AĞAÇ EV SOHBETLERİ 81

"Ağaç Ev Sohbetleri " beni de sardı  demiştim. Bu hafta da keyifle katıldım tabii kiii...


Bu hafta Gülten Çapkın ve yeğenleri  (https://gultencapkin.blogspot.com/2021/03/agac-ev-sohbetlerinde-bu-hafta-konuyu.html) belirlemiş konuyu :  Eğer hayvanlarla konuşabilme yeteneğiniz olsa hangi hayvanla konuşurdunuz? Hangi hayvanı kendinize yakın buluyorsunuz ve neler sorardınız?



Kedimiz olalı kedi videoları (eğlenceli kedi videolarına şahane bir örnek için tık lütfen ) izleyeli  "neyin kafasındasın sen" sorusunu sormayı nasıl da çok istiyorum. Direkt önce onlarla konuşup bunu sormayı, ve bizim gözümüzden şapşik görünen kedilerin gözünden bizim nasıl göründüğümüzü bilmeyi isterdim.

Sonra vahşi atlarla konuşmak isterdim. Rüzgarla yarışmanın nasıl bir duygu olduğunu sorardım. Cevabını her gün dinleyebileceğim bir soru olurdu. Onlara Murathan Mungan'ın o harikulade şiirinde kendilerinden bahsedildiğini ve beni derin bir hüzne boğduklarını bilip bilmediklerini de sorardım:

"vahşi siyah atlardık
kentin ışıklı çöllerinde kendi izini arayan
deri ceketlerimize sığdıramadığımız düşlerimiz kadar
asık ve düşmandık
dünya acıtırdı bizi. her şey kanatır, her şey yaralardı
sevişmek çekip çıkarmazdı bizi derinliğimizden
öfkemizi dindirmezdi hiçbir şey
geceleri uyuyamayan çocuklardık,
otobüs garlarında uzun maceralara umar
apansız yolculuklara çıkardık"


Sonra dağ kartalı (ennnnnn sevdiğim) ile konuşurdum. Seçilmiş yalnızlığın sıkıcı yanı var mı ve göklerde özgürce süzülmek, herkese ve her şeye o kadar yukardan bakıp yine de detayları görmek nasıl bir güzel duygu bana da anlatsana derdim.

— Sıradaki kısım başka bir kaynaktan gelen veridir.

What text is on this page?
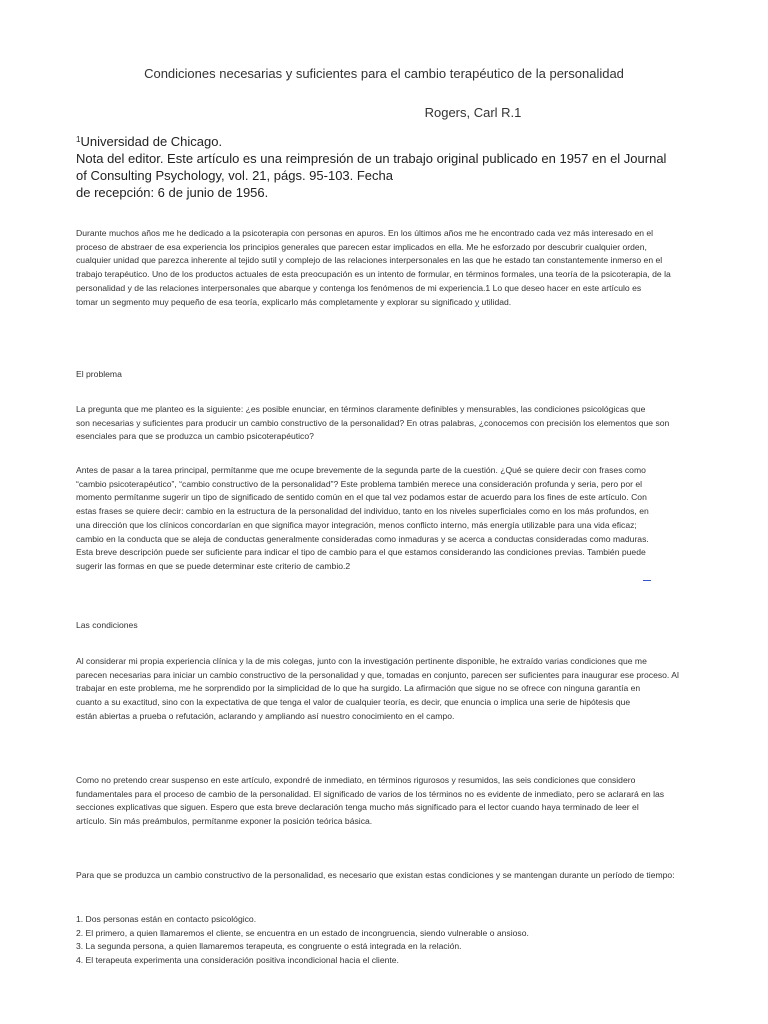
Condiciones necesarias y suficientes para el cambio terapéutico de la personalidad
Rogers, Carl R.1
$^1$Universidad de Chicago.
Nota del editor. Este artículo es una reimpresión de un trabajo original publicado en 1957 en el Journal
of Consulting Psychology, vol. 21, págs. 95-103. Fecha
de recepción: 6 de junio de 1956.
Durante muchos años me he dedicado a la psicoterapia con personas en apuros. En los últimos años me he encontrado cada vez más interesado en el
proceso de abstraer de esa experiencia los principios generales que parecen estar implicados en ella. Me he esforzado por descubrir cualquier orden,
cualquier unidad que parezca inherente al tejido sutil y complejo de las relaciones interpersonales en las que he estado tan constantemente inmerso en el
trabajo terapéutico. Uno de los productos actuales de esta preocupación es un intento de formular, en términos formales, una teoría de la psicoterapia, de la
personalidad y de las relaciones interpersonales que abarque y contenga los fenómenos de mi experiencia.1 Lo que deseo hacer en este artículo es
tomar un segmento muy pequeño de esa teoría, explicarlo más completamente y explorar su significado y utilidad.
El problema
La pregunta que me planteo es la siguiente: ¿es posible enunciar, en términos claramente definibles y mensurables, las condiciones psicológicas que
son necesarias y suficientes para producir un cambio constructivo de la personalidad? En otras palabras, ¿conocemos con precisión los elementos que son
esenciales para que se produzca un cambio psicoterapéutico?
Antes de pasar a la tarea principal, permítanme que me ocupe brevemente de la segunda parte de la cuestión. ¿Qué se quiere decir con frases como
“cambio psicoterapéutico”, “cambio constructivo de la personalidad”? Este problema también merece una consideración profunda y seria, pero por el
momento permítanme sugerir un tipo de significado de sentido común en el que tal vez podamos estar de acuerdo para los fines de este artículo. Con
estas frases se quiere decir: cambio en la estructura de la personalidad del individuo, tanto en los niveles superficiales como en los más profundos, en
una dirección que los clínicos concordarían en que significa mayor integración, menos conflicto interno, más energía utilizable para una vida eficaz;
cambio en la conducta que se aleja de conductas generalmente consideradas como inmaduras y se acerca a conductas consideradas como maduras.
Esta breve descripción puede ser suficiente para indicar el tipo de cambio para el que estamos considerando las condiciones previas. También puede
sugerir las formas en que se puede determinar este criterio de cambio.2
Las condiciones
Al considerar mi propia experiencia clínica y la de mis colegas, junto con la investigación pertinente disponible, he extraído varias condiciones que me
parecen necesarias para iniciar un cambio constructivo de la personalidad y que, tomadas en conjunto, parecen ser suficientes para inaugurar ese proceso. Al
trabajar en este problema, me he sorprendido por la simplicidad de lo que ha surgido. La afirmación que sigue no se ofrece con ninguna garantía en
cuanto a su exactitud, sino con la expectativa de que tenga el valor de cualquier teoría, es decir, que enuncia o implica una serie de hipótesis que
están abiertas a prueba o refutación, aclarando y ampliando así nuestro conocimiento en el campo.
Como no pretendo crear suspenso en este artículo, expondré de inmediato, en términos rigurosos y resumidos, las seis condiciones que considero
fundamentales para el proceso de cambio de la personalidad. El significado de varios de los términos no es evidente de inmediato, pero se aclarará en las
secciones explicativas que siguen. Espero que esta breve declaración tenga mucho más significado para el lector cuando haya terminado de leer el
artículo. Sin más preámbulos, permítanme exponer la posición teórica básica.
Para que se produzca un cambio constructivo de la personalidad, es necesario que existan estas condiciones y se mantengan durante un período de tiempo:
1. Dos personas están en contacto psicológico.
2. El primero, a quien llamaremos el cliente, se encuentra en un estado de incongruencia, siendo vulnerable o ansioso.
3. La segunda persona, a quien llamaremos terapeuta, es congruente o está integrada en la relación.
4. El terapeuta experimenta una consideración positiva incondicional hacia el cliente.
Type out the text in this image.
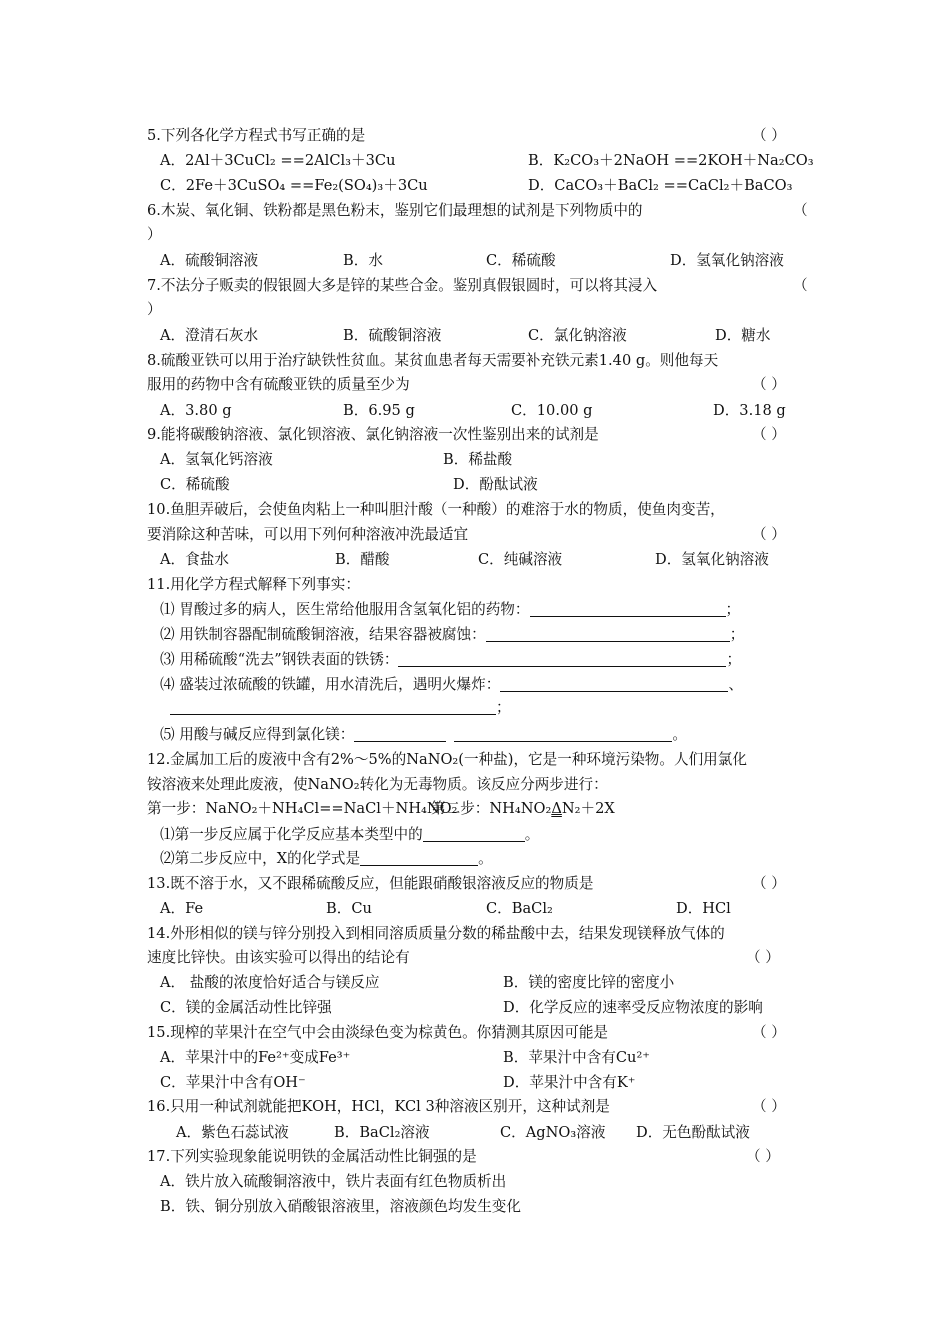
5.下列各化学方程式书写正确的是	（ ）
A．2Al＋3CuCl₂ ==2AlCl₃＋3Cu	B．K₂CO₃＋2NaOH ==2KOH＋Na₂CO₃
C．2Fe＋3CuSO₄ ==Fe₂(SO₄)₃＋3Cu	D．CaCO₃＋BaCl₂ ==CaCl₂＋BaCO₃
6.木炭、氧化铜、铁粉都是黑色粉末，鉴别它们最理想的试剂是下列物质中的	（
）
A．硫酸铜溶液	B．水	C．稀硫酸	D．氢氧化钠溶液
7.不法分子贩卖的假银圆大多是锌的某些合金。鉴别真假银圆时，可以将其浸入	（
）
A．澄清石灰水	B．硫酸铜溶液	C．氯化钠溶液	D．糖水
8.硫酸亚铁可以用于治疗缺铁性贫血。某贫血患者每天需要补充铁元素1.40 g。则他每天
服用的药物中含有硫酸亚铁的质量至少为	（ ）
A．3.80 g	B．6.95 g	C．10.00 g	D．3.18 g
9.能将碳酸钠溶液、氯化钡溶液、氯化钠溶液一次性鉴别出来的试剂是	（ ）
A．氢氧化钙溶液	B．稀盐酸
C．稀硫酸	D．酚酞试液
10.鱼胆弄破后，会使鱼肉粘上一种叫胆汁酸（一种酸）的难溶于水的物质，使鱼肉变苦，
要消除这种苦味，可以用下列何种溶液冲洗最适宜	（ ）
A．食盐水	B．醋酸	C．纯碱溶液	D．氢氧化钠溶液
11.用化学方程式解释下列事实：
⑴ 胃酸过多的病人，医生常给他服用含氢氧化铝的药物：	；
⑵ 用铁制容器配制硫酸铜溶液，结果容器被腐蚀：	；
⑶ 用稀硫酸“洗去”钢铁表面的铁锈：	；
⑷ 盛装过浓硫酸的铁罐，用水清洗后，遇明火爆炸：	、
；
⑸ 用酸与碱反应得到氯化镁：	。
12.金属加工后的废液中含有2%～5%的NaNO₂(一种盐)，它是一种环境污染物。人们用氯化
铵溶液来处理此废液，使NaNO₂转化为无毒物质。该反应分两步进行：
第一步：NaNO₂＋NH₄Cl==NaCl＋NH₄NO₂
第二步：NH₄NO₂ΔN₂＋2X
⑴第一步反应属于化学反应基本类型中的	。
⑵第二步反应中，X的化学式是	。
13.既不溶于水，又不跟稀硫酸反应，但能跟硝酸银溶液反应的物质是	（ ）
A．Fe	B．Cu	C．BaCl₂	D．HCl
14.外形相似的镁与锌分别投入到相同溶质质量分数的稀盐酸中去，结果发现镁释放气体的
速度比锌快。由该实验可以得出的结论有	（ ）
A． 盐酸的浓度恰好适合与镁反应	B．镁的密度比锌的密度小
C．镁的金属活动性比锌强	D．化学反应的速率受反应物浓度的影响
15.现榨的苹果汁在空气中会由淡绿色变为棕黄色。你猜测其原因可能是	（ ）
A．苹果汁中的Fe²⁺变成Fe³⁺	B．苹果汁中含有Cu²⁺
C．苹果汁中含有OH⁻	D．苹果汁中含有K⁺
16.只用一种试剂就能把KOH，HCl，KCl 3种溶液区别开，这种试剂是	（ ）
A．紫色石蕊试液	B．BaCl₂溶液	C．AgNO₃溶液 D．无色酚酞试液
17.下列实验现象能说明铁的金属活动性比铜强的是	（ ）
A．铁片放入硫酸铜溶液中，铁片表面有红色物质析出
B．铁、铜分别放入硝酸银溶液里，溶液颜色均发生变化
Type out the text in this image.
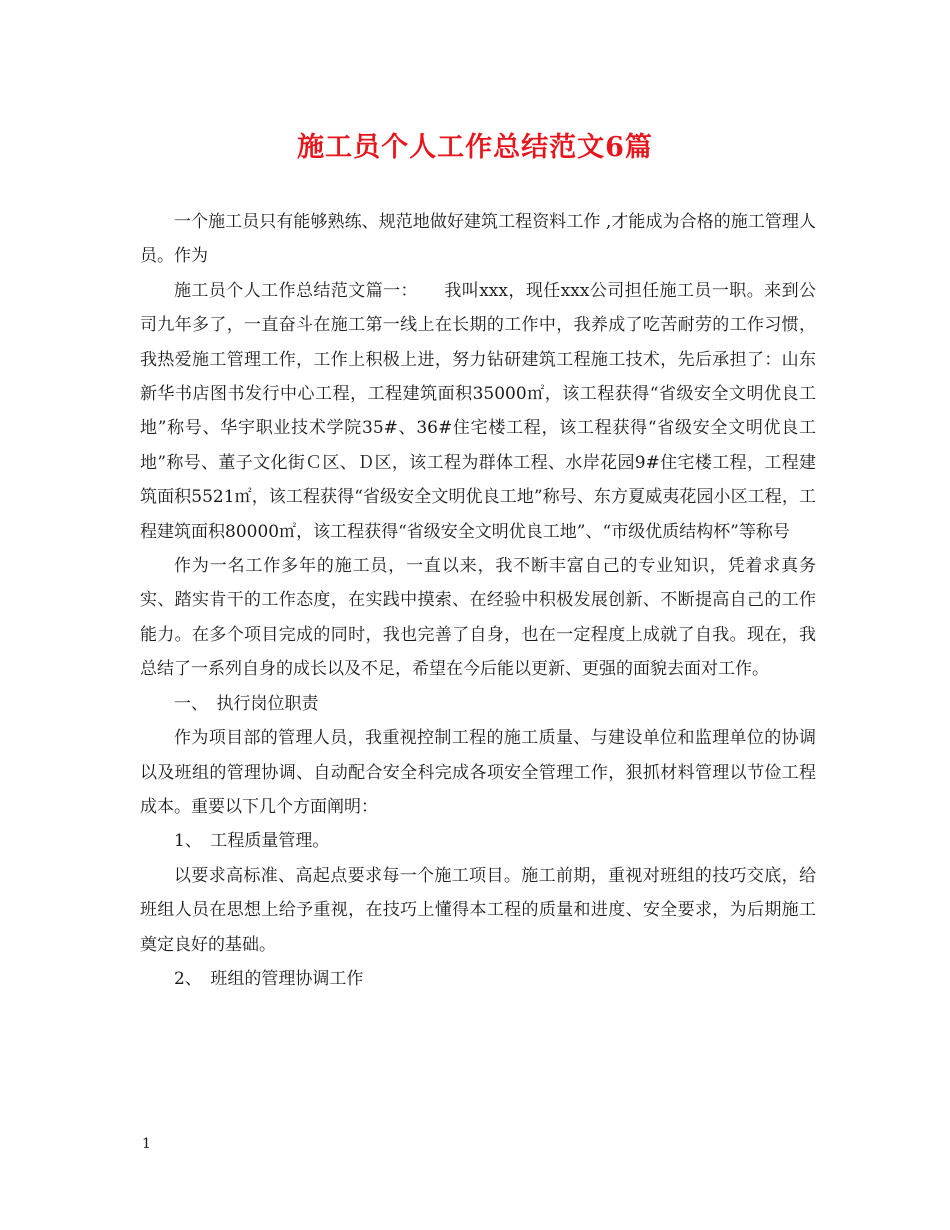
施工员个人工作总结范文6篇

一个施工员只有能够熟练、规范地做好建筑工程资料工作 ,才能成为合格的施工管理人员。作为

施工员个人工作总结范文篇一：　　我叫xxx，现任xxx公司担任施工员一职。来到公司九年多了，一直奋斗在施工第一线上在长期的工作中，我养成了吃苦耐劳的工作习惯，我热爱施工管理工作，工作上积极上进，努力钻研建筑工程施工技术，先后承担了：山东新华书店图书发行中心工程，工程建筑面积35000㎡，该工程获得“省级安全文明优良工地”称号、华宇职业技术学院35#、36#住宅楼工程，该工程获得“省级安全文明优良工地”称号、董子文化街Ｃ区、Ｄ区，该工程为群体工程、水岸花园9#住宅楼工程，工程建筑面积5521㎡，该工程获得“省级安全文明优良工地”称号、东方夏威夷花园小区工程，工程建筑面积80000㎡，该工程获得“省级安全文明优良工地”、“市级优质结构杯”等称号

作为一名工作多年的施工员，一直以来，我不断丰富自己的专业知识，凭着求真务实、踏实肯干的工作态度，在实践中摸索、在经验中积极发展创新、不断提高自己的工作能力。在多个项目完成的同时，我也完善了自身，也在一定程度上成就了自我。现在，我总结了一系列自身的成长以及不足，希望在今后能以更新、更强的面貌去面对工作。

一、　执行岗位职责

作为项目部的管理人员，我重视控制工程的施工质量、与建设单位和监理单位的协调以及班组的管理协调、自动配合安全科完成各项安全管理工作，狠抓材料管理以节俭工程成本。重要以下几个方面阐明：

1、　工程质量管理。

以要求高标准、高起点要求每一个施工项目。施工前期，重视对班组的技巧交底，给班组人员在思想上给予重视，在技巧上懂得本工程的质量和进度、安全要求，为后期施工奠定良好的基础。

2、　班组的管理协调工作

1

Aslanlarla da konuşmak isterdim . Bir günde elli kere niye çiftleşiyorsunuz siz manyak mısınız başka işiniz yok mu derdim mesela.  Memleket meselelerine sarın onları konuşun..dimi ya? Nasihat verirdim onlara.


Kendime yakın bulduğum hayvan yok, bir çoğundan bir takın şeyleri kendime yakın buluyorum ama öyle "şuna da bayılırım" dediğim yok. Oysa ne gariptir, daha erken yıllarımda kendime yakın bulduğum ve bayılıbayılıverdiğim bir çok hayvan vardı. 


Zaman ne çok şeyi alıp götürüyor bizden...Nasıl da değişiveriyor önceliklerimiz ve sevdiklerimiz ve onayladıklarımız ve vazgeçemediklerimiz.